民泊とは、一般の戸建てや集合住宅の一室などを有償の宿泊先とするサービスで、一般ドライバーが車で乗客を運ぶライドシェアなどと並ぶシェアリングビジネスの代表とされます。

その民泊が地方で広がっていて、新型コロナウィルス禍に伴いインバウンドは減りましたが、国内需要が伸びています。



別荘の一棟貸しが好調な栃木県を筆頭に、民泊の宿泊者は10件でコロナ禍前の2倍以上になっており、急回復する訪日客の滞在の受け皿としても期待されています。

日本の民泊は3種類あり、2018年施行の週択宿泊事業法(民泊新法)に基づくサービス、旅館業法の簡易宿所による営業のほか、国家戦略特区での特区民泊があります。

簡易宿所は営業日数に制約がないのに対し、新法での民泊は年間180日以内に限られるが開設要件が緩く始めやすいようです。



民泊新法に基づく民泊物件への宿泊者数は、4〜5月ではコロナ前の同期間の7割強です。

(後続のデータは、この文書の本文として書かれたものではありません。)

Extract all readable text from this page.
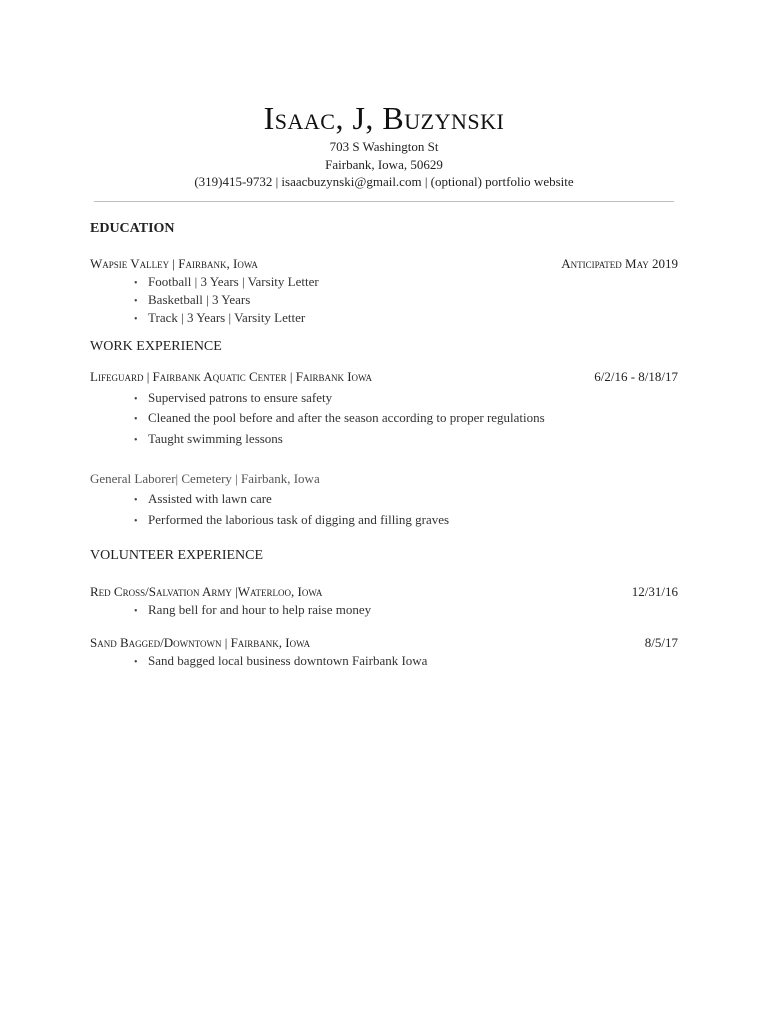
Isaac, J, Buzynski
703 S Washington St
Fairbank, Iowa, 50629
(319)415-9732 | isaacbuzynski@gmail.com | (optional) portfolio website
EDUCATION
Wapsie Valley | Fairbank, Iowa	Anticipated May 2019
• Football | 3 Years | Varsity Letter
• Basketball | 3 Years
• Track | 3 Years | Varsity Letter
WORK EXPERIENCE
Lifeguard | Fairbank Aquatic Center | Fairbank Iowa	6/2/16 - 8/18/17
• Supervised patrons to ensure safety
• Cleaned the pool before and after the season according to proper regulations
• Taught swimming lessons
General Laborer| Cemetery | Fairbank, Iowa
• Assisted with lawn care
• Performed the laborious task of digging and filling graves
VOLUNTEER EXPERIENCE
Red Cross/Salvation Army |Waterloo, Iowa	12/31/16
• Rang bell for and hour to help raise money
Sand Bagged/Downtown | Fairbank, Iowa	8/5/17
• Sand bagged local business downtown Fairbank Iowa
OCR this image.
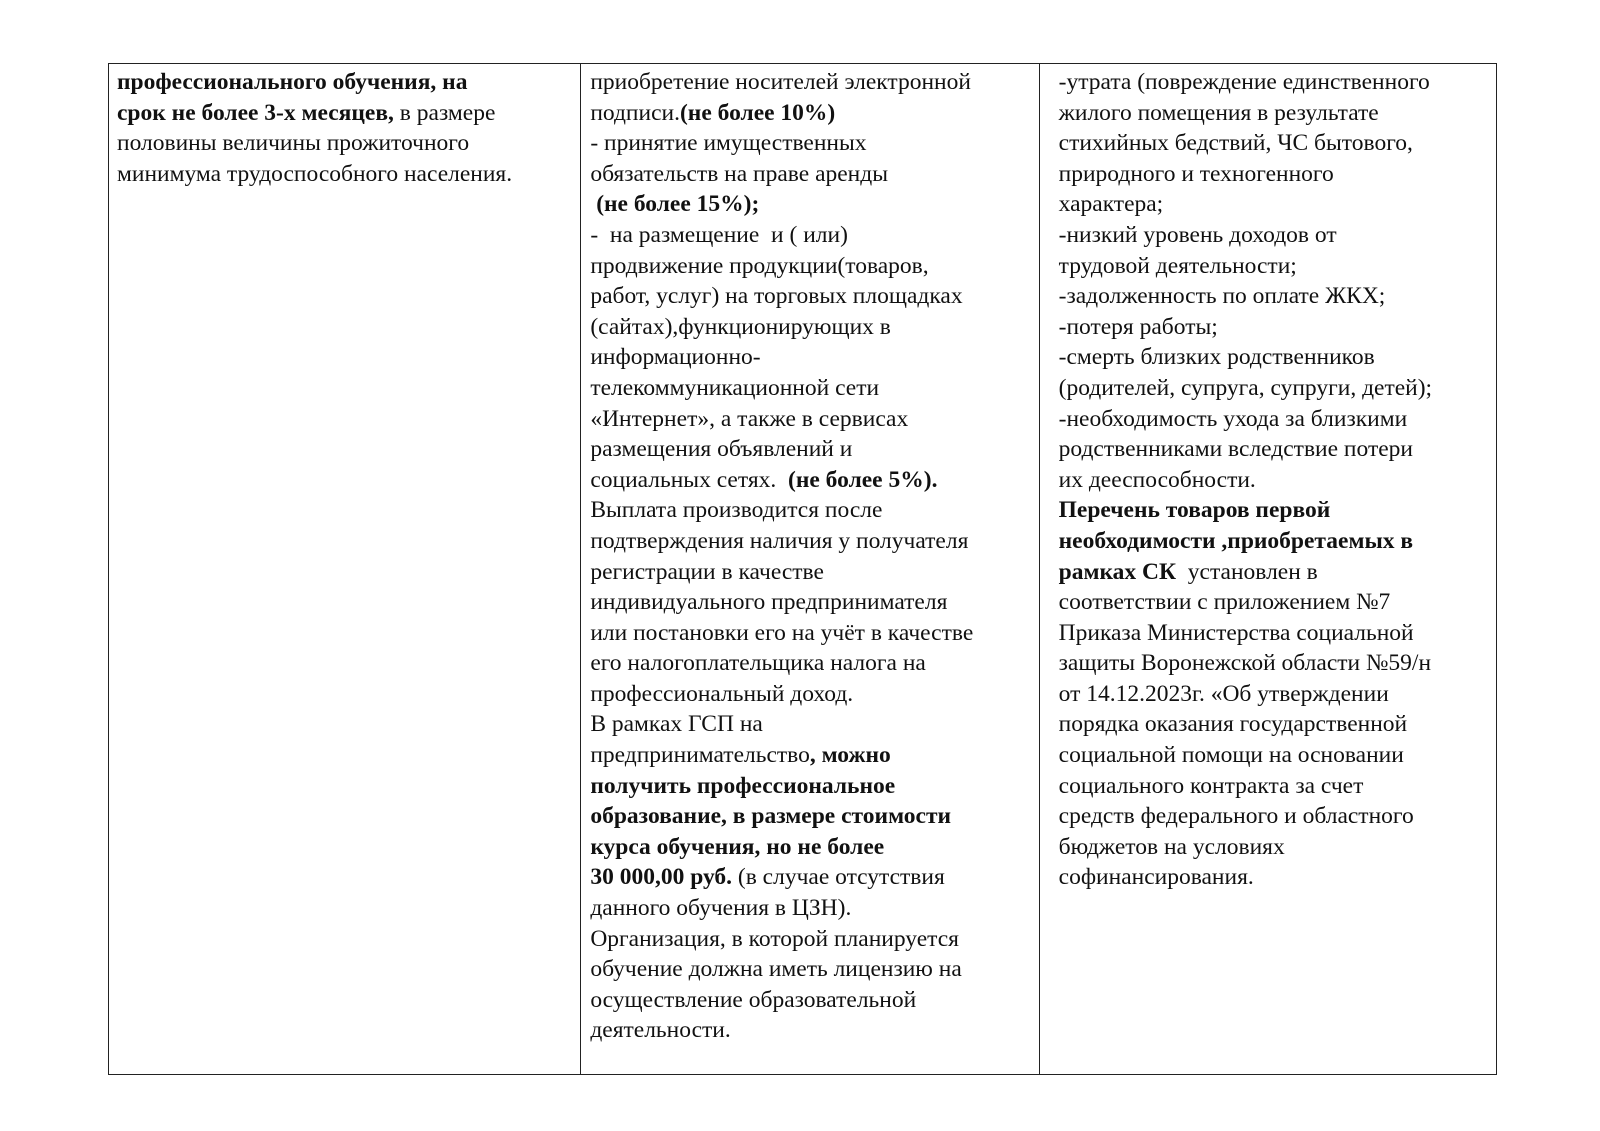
профессионального обучения, на
срок не более 3-х месяцев, в размере
половины величины прожиточного
минимума трудоспособного населения.
приобретение носителей электронной
подписи.(не более 10%)
- принятие имущественных
обязательств на праве аренды
(не более 15%);
-  на размещение  и ( или)
продвижение продукции(товаров,
работ, услуг) на торговых площадках
(сайтах),функционирующих в
информационно-
телекоммуникационной сети
«Интернет», а также в сервисах
размещения объявлений и
социальных сетях.  (не более 5%).
Выплата производится после
подтверждения наличия у получателя
регистрации в качестве
индивидуального предпринимателя
или постановки его на учёт в качестве
его налогоплательщика налога на
профессиональный доход.
В рамках ГСП на
предпринимательство, можно
получить профессиональное
образование, в размере стоимости
курса обучения, но не более
30 000,00 руб. (в случае отсутствия
данного обучения в ЦЗН).
Организация, в которой планируется
обучение должна иметь лицензию на
осуществление образовательной
деятельности.
-утрата (повреждение единственного
жилого помещения в результате
стихийных бедствий, ЧС бытового,
природного и техногенного
характера;
-низкий уровень доходов от
трудовой деятельности;
-задолженность по оплате ЖКХ;
-потеря работы;
-смерть близких родственников
(родителей, супруга, супруги, детей);
-необходимость ухода за близкими
родственниками вследствие потери
их дееспособности.
Перечень товаров первой
необходимости ,приобретаемых в
рамках СК  установлен в
соответствии с приложением №7
Приказа Министерства социальной
защиты Воронежской области №59/н
от 14.12.2023г. «Об утверждении
порядка оказания государственной
социальной помощи на основании
социального контракта за счет
средств федерального и областного
бюджетов на условиях
софинансирования.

訪日客の落ち込みが尾を引く東京都や大阪府といった大都市圏など15都道府県でコロナ前を下回りましたが、他の約7割の県は増えています。



大分県は宿泊者が全国4位の約2.5倍となりました。

湯布院にある「我楽珍」は築30年ほどの一軒家ですが、中国出身の芸術家が自ら改修を行って民泊をはじめ、宿泊客は半分が日本人、その他は韓国や台湾などアジアからで多い月は利用が100人を超すといいます。

10月から朝・夕食の提供や茶道など日本文化の体験プランをはじめ、現状は1〜2泊が大半ですが、長期滞在も増やしたいとのことです。



民泊は収容人数が限られるものの少ない投資で開業しやすく、旅館やホテルの不足を補うことができ、専門家は「短期間に地方滞在の受け皿を整備でき、空き家の活用にもつながる」とその効果を強調します。



地方では民泊物件の運営に責任を負う管理業者が足りないといいます。

そこで政府は、7月に業者の要件を拡げましたが、本格解禁から民泊がさらに根付くにはサービス内容も問われそうです。

専門家は「地域にどんな宿泊者を誘客したいかを明確にし、個性的なオーナーや体験型コンテンツといった魅力の発信が必要」と指摘します。